Когда бои перекинулись на север, новости, пришедшие из Нанкина, были шокирующими. Прибытие японских войск в националистическую столицу 13 декабря было отмечено оргией насилия. Микки знала от своих японских друзей, что в императорской армии существовала отвратительная традиция: после взятия города командиры разрешали солдатам три дня грабить его. Нанкинское изнасилование», в ходе которого японские солдаты сбрасывали обезглавленные тела в «канаву для десяти тысяч трупов», установило новый стандарт жестокости. Погибло не менее 40 000, а возможно, и до 300 000 мирных китайцев.
«Все, что ты читал о Нанкине, — правда», — писал Микки домой. «Я знаю это. Это старый элемент в армии, привыкший к таким действиям за годы кампаний в Северном Китае. Как только туда прибыла жандармерия, их снова взяли под контроль, но было уже три дня слишком поздно». (Микки была дезинформирована: резня в Нанкине продолжалась два месяца.) Ее тошнило при мысли о том, что широкие бульвары и спокойные склоны Нанкина, города, который она узнала вместе с Синмаем, залиты кровью.

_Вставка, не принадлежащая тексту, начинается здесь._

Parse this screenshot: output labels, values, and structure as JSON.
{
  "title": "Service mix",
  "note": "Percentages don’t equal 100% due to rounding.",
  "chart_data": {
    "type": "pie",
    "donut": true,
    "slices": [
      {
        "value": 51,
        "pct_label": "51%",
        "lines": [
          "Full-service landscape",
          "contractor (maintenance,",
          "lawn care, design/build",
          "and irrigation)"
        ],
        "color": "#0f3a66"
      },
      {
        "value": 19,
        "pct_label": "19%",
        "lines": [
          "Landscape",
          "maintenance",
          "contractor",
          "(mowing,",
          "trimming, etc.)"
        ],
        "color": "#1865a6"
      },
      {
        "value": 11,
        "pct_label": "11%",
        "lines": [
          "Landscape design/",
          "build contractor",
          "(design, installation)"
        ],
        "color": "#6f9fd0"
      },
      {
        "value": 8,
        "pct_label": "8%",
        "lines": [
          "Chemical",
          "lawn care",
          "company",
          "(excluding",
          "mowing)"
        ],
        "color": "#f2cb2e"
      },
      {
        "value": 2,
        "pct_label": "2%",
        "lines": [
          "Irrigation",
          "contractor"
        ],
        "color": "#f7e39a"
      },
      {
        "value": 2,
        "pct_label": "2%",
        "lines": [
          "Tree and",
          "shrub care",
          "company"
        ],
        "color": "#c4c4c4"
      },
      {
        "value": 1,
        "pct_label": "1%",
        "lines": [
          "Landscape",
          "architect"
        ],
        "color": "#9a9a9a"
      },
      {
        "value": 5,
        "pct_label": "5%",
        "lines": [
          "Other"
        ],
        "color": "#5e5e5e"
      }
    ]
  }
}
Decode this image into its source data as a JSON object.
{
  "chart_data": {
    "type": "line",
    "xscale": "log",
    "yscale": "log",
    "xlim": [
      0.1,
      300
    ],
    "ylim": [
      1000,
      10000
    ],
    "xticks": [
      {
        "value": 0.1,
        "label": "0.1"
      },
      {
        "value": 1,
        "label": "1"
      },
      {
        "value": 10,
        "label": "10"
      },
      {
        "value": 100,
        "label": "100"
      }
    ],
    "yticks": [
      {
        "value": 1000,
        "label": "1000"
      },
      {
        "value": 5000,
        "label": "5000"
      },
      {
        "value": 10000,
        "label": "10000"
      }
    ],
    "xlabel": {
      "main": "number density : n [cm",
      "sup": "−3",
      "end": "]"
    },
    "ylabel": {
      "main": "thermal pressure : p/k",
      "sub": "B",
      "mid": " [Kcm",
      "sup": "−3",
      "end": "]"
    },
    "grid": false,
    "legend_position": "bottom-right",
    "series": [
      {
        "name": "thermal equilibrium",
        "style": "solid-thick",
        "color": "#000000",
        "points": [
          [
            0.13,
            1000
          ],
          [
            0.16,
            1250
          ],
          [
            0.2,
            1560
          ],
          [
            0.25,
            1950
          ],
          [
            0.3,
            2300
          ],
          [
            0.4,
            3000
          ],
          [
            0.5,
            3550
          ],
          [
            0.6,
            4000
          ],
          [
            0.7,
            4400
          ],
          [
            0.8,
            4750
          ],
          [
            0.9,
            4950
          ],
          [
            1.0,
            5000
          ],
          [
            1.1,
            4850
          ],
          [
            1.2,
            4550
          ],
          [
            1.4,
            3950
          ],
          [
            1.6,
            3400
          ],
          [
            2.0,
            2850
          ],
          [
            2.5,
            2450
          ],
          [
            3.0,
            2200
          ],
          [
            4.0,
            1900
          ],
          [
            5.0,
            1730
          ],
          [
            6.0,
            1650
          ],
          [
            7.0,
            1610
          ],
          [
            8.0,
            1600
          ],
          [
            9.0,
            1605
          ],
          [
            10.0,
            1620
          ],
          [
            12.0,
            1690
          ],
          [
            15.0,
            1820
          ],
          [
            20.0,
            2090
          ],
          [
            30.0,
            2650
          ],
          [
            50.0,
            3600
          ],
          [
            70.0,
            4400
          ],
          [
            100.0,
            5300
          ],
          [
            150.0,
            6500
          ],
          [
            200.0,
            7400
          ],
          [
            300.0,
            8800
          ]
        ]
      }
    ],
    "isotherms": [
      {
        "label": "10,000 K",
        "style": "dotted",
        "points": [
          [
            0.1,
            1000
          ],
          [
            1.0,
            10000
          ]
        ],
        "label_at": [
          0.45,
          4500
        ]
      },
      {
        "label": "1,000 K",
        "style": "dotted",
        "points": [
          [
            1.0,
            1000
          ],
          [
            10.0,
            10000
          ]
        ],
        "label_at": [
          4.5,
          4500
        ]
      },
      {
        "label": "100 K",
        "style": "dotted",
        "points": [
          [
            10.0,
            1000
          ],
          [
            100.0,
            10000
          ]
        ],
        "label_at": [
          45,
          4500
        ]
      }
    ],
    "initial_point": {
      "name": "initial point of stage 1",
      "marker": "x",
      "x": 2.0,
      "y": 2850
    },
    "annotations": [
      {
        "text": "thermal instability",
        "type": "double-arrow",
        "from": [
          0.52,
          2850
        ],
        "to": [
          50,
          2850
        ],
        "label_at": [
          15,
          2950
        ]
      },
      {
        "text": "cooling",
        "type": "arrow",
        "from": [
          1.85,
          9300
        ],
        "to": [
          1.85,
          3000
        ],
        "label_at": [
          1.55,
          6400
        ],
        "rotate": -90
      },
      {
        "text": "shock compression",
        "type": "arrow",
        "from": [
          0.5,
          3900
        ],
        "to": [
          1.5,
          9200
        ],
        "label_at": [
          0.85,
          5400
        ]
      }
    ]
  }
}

«Это самая ужасная война на свете». Но как бы ужасно все ни выглядело, она не собиралась уезжать.
17 сентября 1937 года в газете China Press появилась небольшая статья, в которой приводились слова руководства отеля Cathay: «С 14 августа мы были вынуждены временно закрыться. Теперь, когда обстоятельства стали нормальными или почти нормальными, мы можем снова открыться для удобства друзей и покровителей». События «черной субботы» не получили никакого признания. Всего через месяц и три дня после взрывов оркестр под руководством виолончелиста Йозефа Ульштейна сыграли два сета в полностью восстановленном холле Cathay, в нескольких метрах от места, где бомбы разнесли вестибюль.

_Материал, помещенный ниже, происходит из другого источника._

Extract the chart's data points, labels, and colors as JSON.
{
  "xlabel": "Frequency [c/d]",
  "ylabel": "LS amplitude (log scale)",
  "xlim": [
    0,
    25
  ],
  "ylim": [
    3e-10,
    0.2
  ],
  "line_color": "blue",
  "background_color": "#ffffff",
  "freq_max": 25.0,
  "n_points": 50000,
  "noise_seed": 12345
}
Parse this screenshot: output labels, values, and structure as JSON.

В телефонных разговорах из Бомбея сэр Виктор Сассун убеждал персонал в важности скорейшего возобновления работы отеля. Ведь Cathay был символом процветания и безопасности Шанхая: пока он принимал гостей, Китай считался открытым для бизнеса. После возвращения в Шанхай 3 ноября — на мучительно медленном океанском лайнере из Калькутты и по воздуху из Гонконга — он начал сомневаться. Когда его самолет приземлился в аэропорту Лунхва в разгар отступления националистов, он увидел пламя, поднимавшееся от сотни пожаров в старом китайском городе. Ситуация выглядела еще хуже, чем когда он покидал город на корабле «Императрица Японии» после инцидента 28 января 1932 года.